133c Wenn so am Anfang der "Relecture" - der neuen Lesung wesentlicher Teile der Tora - die Betonung der äußersten Treue, der ungebrochenen Kontinuität steht, fällt beim weiteren Zuhören auf, dass Jesus das Verhältnis der Mose-Tora zur Tora des Messias in Antithesen darstellt: Den Alten ist gesagt worden - ich aber sage euch. Das Ich Jesu tritt mit einem Rang hervor, den sich kein Gesetzeslehrer erlauben darf. Die Menge spürt das - Matthäus sagt uns ausdrücklich, dass das Volk "erschrak" ob seiner Weise zu lehren. Er lehrt, nicht wie die Rabbinen es tun, sondern als einer, der "Vollmacht" hat (7,29; vgl. Mk 1,22; Lk 4,32). Damit ist natürlich nicht eine rhetorische Qualität von Jesu Reden gemeint, sondern der offenkundige Anspruch, selbst auf der Höhe des Gesetzgebers - auf der Höhe Gottes - zu stehen. Das "Erschrecken" (die Einheitsübersetzung mildert das leider in "Betroffenheit" ab) ist genau das Erschrecken darüber, dass ein Mensch mit der Hoheit Gottes selbst zu sprechen wagt. Entweder vergreift er sich damit an der Majestät Gottes, was furchtbar wäre - oder aber, was kaum fassbar scheint, er steht wirklich auf der Höhe Gottes. (Fs)

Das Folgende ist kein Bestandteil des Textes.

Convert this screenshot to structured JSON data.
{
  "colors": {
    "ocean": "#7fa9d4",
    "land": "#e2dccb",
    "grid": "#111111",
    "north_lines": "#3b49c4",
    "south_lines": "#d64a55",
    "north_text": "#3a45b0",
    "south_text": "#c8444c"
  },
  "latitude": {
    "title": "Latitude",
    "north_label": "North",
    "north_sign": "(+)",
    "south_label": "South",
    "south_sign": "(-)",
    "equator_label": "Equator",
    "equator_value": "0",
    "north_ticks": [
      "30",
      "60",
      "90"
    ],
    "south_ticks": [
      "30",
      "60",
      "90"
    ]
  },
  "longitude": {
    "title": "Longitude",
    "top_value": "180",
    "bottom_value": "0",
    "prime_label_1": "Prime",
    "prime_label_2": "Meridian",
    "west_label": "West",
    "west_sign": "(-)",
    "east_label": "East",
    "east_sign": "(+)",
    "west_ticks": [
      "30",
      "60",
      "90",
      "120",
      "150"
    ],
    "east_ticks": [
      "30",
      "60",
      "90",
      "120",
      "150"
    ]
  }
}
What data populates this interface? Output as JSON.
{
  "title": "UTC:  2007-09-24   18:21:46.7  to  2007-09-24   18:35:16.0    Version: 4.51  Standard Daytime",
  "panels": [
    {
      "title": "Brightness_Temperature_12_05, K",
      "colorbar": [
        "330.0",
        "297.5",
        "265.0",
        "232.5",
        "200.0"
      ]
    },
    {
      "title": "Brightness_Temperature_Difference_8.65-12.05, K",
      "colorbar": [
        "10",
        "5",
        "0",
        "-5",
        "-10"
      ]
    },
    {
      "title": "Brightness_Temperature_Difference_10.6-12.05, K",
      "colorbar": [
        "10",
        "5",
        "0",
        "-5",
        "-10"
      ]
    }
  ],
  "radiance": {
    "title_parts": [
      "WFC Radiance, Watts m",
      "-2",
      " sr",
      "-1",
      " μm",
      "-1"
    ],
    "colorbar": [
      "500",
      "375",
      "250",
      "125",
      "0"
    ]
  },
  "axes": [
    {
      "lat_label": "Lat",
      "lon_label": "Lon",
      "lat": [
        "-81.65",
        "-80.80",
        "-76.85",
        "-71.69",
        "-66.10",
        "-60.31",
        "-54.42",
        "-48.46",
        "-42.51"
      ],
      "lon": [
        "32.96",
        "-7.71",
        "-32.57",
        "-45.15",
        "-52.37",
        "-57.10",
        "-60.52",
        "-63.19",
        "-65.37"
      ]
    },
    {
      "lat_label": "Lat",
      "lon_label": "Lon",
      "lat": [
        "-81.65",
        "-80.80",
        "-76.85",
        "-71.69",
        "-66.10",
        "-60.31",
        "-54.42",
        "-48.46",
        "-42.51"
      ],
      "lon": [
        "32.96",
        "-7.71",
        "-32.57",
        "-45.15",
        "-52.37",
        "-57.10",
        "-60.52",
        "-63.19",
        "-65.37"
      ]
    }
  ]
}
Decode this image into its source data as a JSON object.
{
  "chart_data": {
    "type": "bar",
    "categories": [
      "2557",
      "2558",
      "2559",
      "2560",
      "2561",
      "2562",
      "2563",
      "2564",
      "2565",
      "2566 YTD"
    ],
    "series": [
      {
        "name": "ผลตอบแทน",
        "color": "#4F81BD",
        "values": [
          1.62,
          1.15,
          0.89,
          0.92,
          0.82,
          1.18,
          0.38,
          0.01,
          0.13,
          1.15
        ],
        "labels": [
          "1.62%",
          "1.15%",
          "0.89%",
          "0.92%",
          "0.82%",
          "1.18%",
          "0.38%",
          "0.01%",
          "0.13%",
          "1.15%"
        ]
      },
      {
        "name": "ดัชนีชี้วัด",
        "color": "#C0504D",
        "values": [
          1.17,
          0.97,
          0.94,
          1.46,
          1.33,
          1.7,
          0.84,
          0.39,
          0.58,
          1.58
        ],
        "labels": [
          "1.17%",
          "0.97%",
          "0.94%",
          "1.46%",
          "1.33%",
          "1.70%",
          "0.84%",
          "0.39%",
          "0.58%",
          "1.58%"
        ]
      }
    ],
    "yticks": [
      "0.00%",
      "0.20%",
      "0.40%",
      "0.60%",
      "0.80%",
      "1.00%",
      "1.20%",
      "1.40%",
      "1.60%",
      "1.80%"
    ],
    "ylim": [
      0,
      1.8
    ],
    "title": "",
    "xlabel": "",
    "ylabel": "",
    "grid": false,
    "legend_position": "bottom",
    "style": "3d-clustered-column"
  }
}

134a Wie sollen wir nun diese Tora des Messias verstehen? Welchen Weg zeigt sie uns? Was sagt sie uns über Jesus, über Israel, über die Kirche, über uns selbst und zu uns selbst? Auf der Suche nach Antwort ist mir das schon erwähnte Buch des jüdischen Gelehrten Jacob Neusner zu einer großen Hilfe geworden: A Rabbi talks with Jesus (Verlag Doubleday, New York 1993; deutsch: Ein Rabbi spricht mit Jesus. Ein jüdisch-christlicher Dialog, Claudius Verlag, München 1997). (Fs)
134b Neusner, gläubiger Jude und Rabbi, ist in Freundschaft mit katholischen und evangelischen Christen aufgewachsen, lehrt mit christlichen Theologen zusammen an der Universität und steht dem Glauben seiner christlichen Kollegen mit tiefem Respekt gegenüber, bleibt aber doch zutiefst von der Gültigkeit der jüdischen Auslegung der Heiligen Schriften überzeugt. Seine Ehrfurcht vor dem christlichen Glauben und seine Treue zum Judentum haben ihn veranlasst, das Gespräch mit Jesus zu suchen. (Fs)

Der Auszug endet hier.